The Ockenden Report identified problems with leadership as one of the main issues in the failures at Shrewsbury, as well as issues with maternity and neonatal units working together. Donna Ockenden, former Senior Midwife, advised that there was a culture of blaming parents for preventable deaths and failing to listen to the families. The Report also highlighted that the Trust often failed to learn from previous mistakes, by tending to focus on the actions of the parents, rather than failures within their departments.
The Report urged Trusts to work together when investigating serious incidents, to ensure that learning is shared across regions, to prevent further mistakes.
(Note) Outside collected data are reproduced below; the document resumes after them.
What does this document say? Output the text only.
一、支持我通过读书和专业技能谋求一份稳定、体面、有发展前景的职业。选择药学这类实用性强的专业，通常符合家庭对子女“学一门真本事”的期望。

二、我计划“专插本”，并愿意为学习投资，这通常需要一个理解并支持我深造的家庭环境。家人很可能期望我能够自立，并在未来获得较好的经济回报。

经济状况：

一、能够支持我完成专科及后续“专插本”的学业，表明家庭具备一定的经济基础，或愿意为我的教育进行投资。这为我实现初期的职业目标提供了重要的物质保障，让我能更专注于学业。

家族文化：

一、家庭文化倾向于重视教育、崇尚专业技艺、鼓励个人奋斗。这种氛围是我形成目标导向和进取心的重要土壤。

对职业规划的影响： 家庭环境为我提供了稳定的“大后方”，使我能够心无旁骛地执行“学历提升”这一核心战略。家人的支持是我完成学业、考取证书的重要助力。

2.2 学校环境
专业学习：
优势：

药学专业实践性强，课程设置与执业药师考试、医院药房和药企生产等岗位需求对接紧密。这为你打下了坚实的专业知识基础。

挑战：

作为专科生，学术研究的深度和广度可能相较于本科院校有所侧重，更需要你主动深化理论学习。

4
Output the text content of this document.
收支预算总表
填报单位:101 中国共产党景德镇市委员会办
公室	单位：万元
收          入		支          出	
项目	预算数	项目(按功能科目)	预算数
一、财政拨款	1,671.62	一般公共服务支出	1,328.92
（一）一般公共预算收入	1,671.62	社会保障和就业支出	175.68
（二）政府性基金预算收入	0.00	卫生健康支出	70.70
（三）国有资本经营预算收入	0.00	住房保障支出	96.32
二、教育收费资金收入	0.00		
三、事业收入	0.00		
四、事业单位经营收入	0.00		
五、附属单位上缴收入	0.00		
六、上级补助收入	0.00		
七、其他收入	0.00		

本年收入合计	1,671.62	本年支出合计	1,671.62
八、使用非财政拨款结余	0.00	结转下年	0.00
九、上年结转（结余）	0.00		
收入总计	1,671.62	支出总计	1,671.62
Donna Ockenden also recommended that staff need to be given training for different disciplines, as well as a culture change that allows midwives to feel able to discuss problems with senior midwives and obstetricians.
The Care Quality Commission reported that almost two thirds of all maternity units in England were in need of improvements in safety.
As a response to the Ockenden Review, the Government have announced a £500,000 programme to provide hundreds of maternity and neonatal leaders across 126 Trusts with further training. There will also be seven regional chief midwives and a maternity safety champion in each Trust. It is hoped that the introduction of these roles will help to make maternity services safer and more personal for women and babies.
The aim of the programme is to provide maternity leaders with the skills to improve the collaboration between nurses, doctors, midwives and obstetricians. Staff will be encouraged to anticipate risks for mothers and babies, and put measures in place to either avoid or respond to these risks should they materialise. It is hoped that by changing the environment within maternity departments, there will be much fewer preventable baby deaths.
The programme, which will be rolled out later this year, also hopes to establish a core curriculum for all maternity services, to ensure that skills and training are consistent throughout the country.
Maternity leaders will be trained in how to engage appropriately and sensitively with families following tragic outcomes, to help families to understand what has happened, while also providing them with the opportunity to discuss with the maternity and neonatal units any concerns that they may have.
The announcement of the Government’s programme is certainly a promising step towards improving maternity services. Time will tell whether it leads to any noticeable improvements.